Before Penn, Magill served as the dean of Stanford Law School from 2012-2019 and as the executive vice president and provost of the University of Virginia from 2019-2022, until she left for Penn.
So what? Magill’s departure from Penn followed a period of reputational strain and donor unrest. Her return to a leadership role at Georgetwon suggests that the events of 2023 were not disqualifying in the broader landscape of higher education leadership, even as they remain a defining chapter in Penn’s recent past.
Penn joins amicus brief supporting Harvard’s lawsuit to maintain international student enrollment
Last month, Penn joined 47 peer institutions, including the entire Ivy League, in filing an amicus brief supporting Harvard’s lawsuit against the federal government over the revocation of its ability to enroll international students.
In May of 2025, the Department of Homeland Security (DHS) revoked Harvard’s Student and Exchange Visitor Program (SEVP) certification, which it needs to host international students. Harvard sued immediately and secured a court order blocking DHS’s actions, allowing it to continue enrolling international students while the case proceeds.

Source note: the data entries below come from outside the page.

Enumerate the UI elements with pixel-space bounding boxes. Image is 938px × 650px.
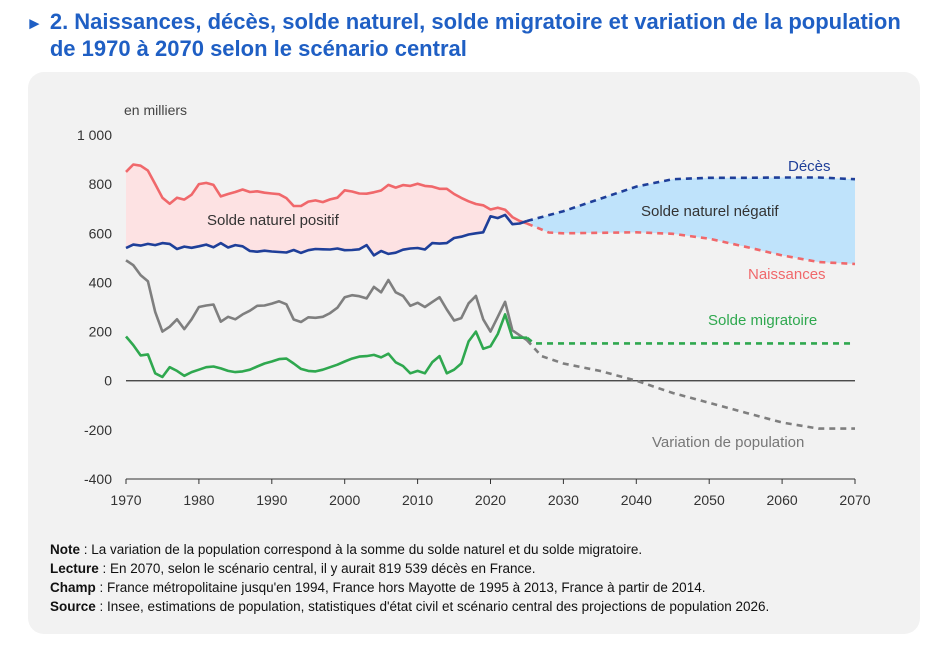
chart-panel: [28, 72, 920, 634]
x-tick-label: 1990: [256, 492, 287, 508]
x-tick-label: 2060: [767, 492, 798, 508]
x-tick-label: 2040: [621, 492, 652, 508]
series-line-naissances: [125, 163, 528, 225]
series-line-deces: [125, 213, 528, 257]
series-projection-variation-de-population: [526, 339, 855, 430]
area-solde-naturel-negatif: [530, 177, 855, 264]
y-tick-label: 0: [104, 373, 112, 389]
y-tick-label: 200: [89, 324, 113, 340]
series-lines: [125, 163, 856, 430]
arrow-right-icon: ►: [26, 14, 43, 33]
x-tick-label: 1970: [110, 492, 141, 508]
series-projection-solde-migratoire: [526, 336, 855, 345]
x-tick-label: 2010: [402, 492, 433, 508]
annotation-solde-migratoire: Solde migratoire: [708, 312, 817, 329]
series-line-variation-de-population: [125, 259, 528, 342]
annotation-deces: Décès: [788, 158, 831, 175]
champ-row: Champ : France métropolitaine jusqu'en 1…: [50, 580, 706, 595]
y-tick-label: 1 000: [77, 127, 112, 143]
y-tick-label: -200: [84, 422, 112, 438]
page-title: ► 2. Naissances, décès, solde naturel, s…: [26, 8, 926, 62]
notes: Note : La variation de la population cor…: [50, 540, 910, 616]
y-tick-label: 800: [89, 176, 113, 192]
y-tick-label: 600: [89, 225, 113, 241]
lecture-row: Lecture : En 2070, selon le scénario cen…: [50, 561, 536, 576]
x-tick-label: 2050: [694, 492, 725, 508]
x-tick-label: 2020: [475, 492, 506, 508]
x-tick-label: 1980: [183, 492, 214, 508]
annotation-solde-naturel-negatif: Solde naturel négatif: [641, 203, 779, 220]
source-row: Source : Insee, estimations de populatio…: [50, 599, 770, 614]
series-line-solde-migratoire: [125, 313, 527, 379]
annotations: en milliers Décès Solde naturel négatif …: [124, 102, 831, 451]
series-projection-deces: [526, 176, 856, 223]
x-axis: 1970 1980 1990 2000 2010 2020 2030 2040 2050 2060…: [110, 478, 871, 508]
annotation-variation-population: Variation de population: [652, 434, 804, 451]
y-axis: -400 -200 0 200 400 600 800 1 000: [77, 127, 855, 487]
chart-title: 2. Naissances, décès, solde naturel, sol…: [49, 9, 901, 61]
x-tick-label: 2070: [839, 492, 870, 508]
x-tick-label: 2030: [548, 492, 579, 508]
note-row: Note : La variation de la population cor…: [50, 542, 643, 557]
area-solde-naturel-positif: [126, 164, 527, 256]
y-tick-label: 400: [89, 274, 113, 290]
x-tick-label: 2000: [329, 492, 360, 508]
annotation-naissances: Naissances: [748, 266, 826, 283]
annotation-solde-naturel-positif: Solde naturel positif: [207, 212, 340, 229]
y-tick-label: -400: [84, 471, 112, 487]
y-axis-label: en milliers: [124, 102, 187, 118]
series-projection-naissances: [526, 222, 856, 266]
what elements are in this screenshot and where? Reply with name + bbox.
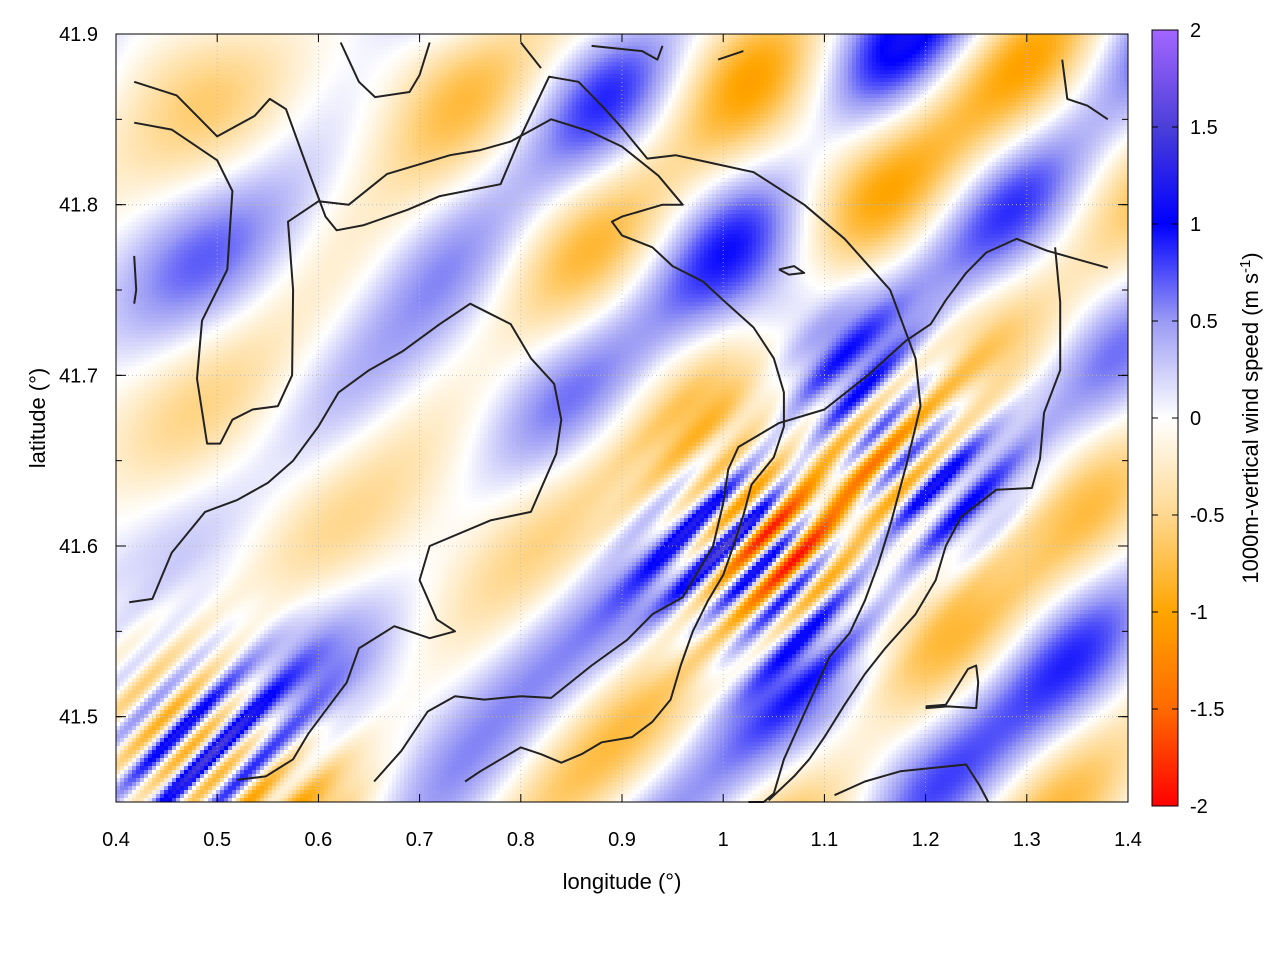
- x-tick-label: 0.7: [406, 829, 434, 851]
- contour-line: [339, 42, 431, 99]
- colorbar-label-sup: -1: [1237, 260, 1254, 273]
- y-axis-label: latitude (°): [25, 368, 50, 469]
- y-tick-label: 41.5: [59, 707, 98, 729]
- x-tick-label: 1.4: [1114, 829, 1142, 851]
- contour-line: [129, 302, 563, 781]
- y-tick-label: 41.8: [59, 195, 98, 217]
- x-tick-label: 0.6: [304, 829, 332, 851]
- terrain-contours: [129, 41, 1109, 803]
- x-tick-label: 1.2: [912, 829, 940, 851]
- colorbar-tick-label: 0: [1190, 408, 1201, 430]
- x-tick-label: 1.1: [810, 829, 838, 851]
- contour-line: [134, 118, 785, 783]
- axes: 0.4 0.5 0.6 0.7 0.8 0.9 1 1.1 1.2 1.3 1.4 41.5 41.6 4…: [59, 24, 1142, 851]
- colorbar-tick-label: 2: [1190, 20, 1201, 42]
- contour-line: [133, 255, 138, 304]
- contour-line: [925, 664, 980, 710]
- x-tick-label: 1: [718, 829, 729, 851]
- contour-line: [778, 265, 806, 276]
- colorbar-tick-label: -2: [1190, 796, 1208, 818]
- y-tick-label: 41.7: [59, 365, 98, 387]
- colorbar-tick-label: -1: [1190, 602, 1208, 624]
- contour-line: [591, 44, 664, 61]
- x-tick-label: 0.9: [608, 829, 636, 851]
- x-axis-label: longitude (°): [563, 869, 682, 894]
- contour-line: [717, 50, 744, 61]
- contour-line: [373, 237, 1109, 783]
- x-tick-label: 0.8: [507, 829, 535, 851]
- x-tick-label: 0.4: [102, 829, 130, 851]
- contour-line: [520, 41, 542, 69]
- grid-lines: [116, 34, 1128, 802]
- colorbar-label-main: 1000m-vertical wind speed (m s: [1238, 273, 1263, 584]
- x-tick-label: 0.5: [203, 829, 231, 851]
- colorbar-tick-label: 1: [1190, 214, 1201, 236]
- colorbar-tick-label: 1.5: [1190, 117, 1218, 139]
- contour-line: [133, 75, 922, 803]
- contour-line: [1061, 59, 1109, 121]
- y-tick-label: 41.6: [59, 536, 98, 558]
- y-tick-label: 41.9: [59, 24, 98, 46]
- colorbar-label-end: ): [1238, 252, 1263, 259]
- x-tick-label: 1.3: [1013, 829, 1041, 851]
- colorbar-label: 1000m-vertical wind speed (m s-1): [1237, 252, 1264, 583]
- colorbar-ticks: 2 1.5 1 0.5 0 -0.5 -1 -1.5 -2: [1152, 20, 1224, 818]
- contour-line: [834, 763, 990, 803]
- colorbar-tick-label: -0.5: [1190, 505, 1224, 527]
- colorbar-tick-label: -1.5: [1190, 699, 1224, 721]
- contour-line: [768, 247, 1062, 802]
- colorbar-tick-label: 0.5: [1190, 311, 1218, 333]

DHS quickly filed an appeal and separately initiated a formal administrative process to revoke Harvard’s SEVP certification. This could independently bar Harvard’s international enrollment regardless of the outcome of the lawsuit.
The amicus brief joined by Penn argues that international enrollment is essential for American universities to compete globally, advance research, and support the nation’s health and economic strength.
So what? Penn’s participation reflects broad institutional support for international enrollment as central to academic and research excellence. The brief highlights Penn professor Katalin Karikó, who came to the United States for academic work and helped pioneer mRNA vaccine development. The outcome of both the lawsuit and the administrative revocation process could reshape the role of international students and scholars in American higher education.
Penn Nursing tops list of NIH funding for nursing schools
This NIH-sponsored research ranges from studies of clinical outcomes — like differences in patient outcomes based on nursing resources — to AI applications for preventative care, to new cancer therapies.
So what? Even amid concerns about indirect cost caps and shrinking federal research budgets, Penn Nursing’s NIH funding has increased by over 50% since it last topped the list in 2019. The growth is focused on research that can be translated into clinical excellence, supporting Penn’s overall mission and improving healthcare worldwide.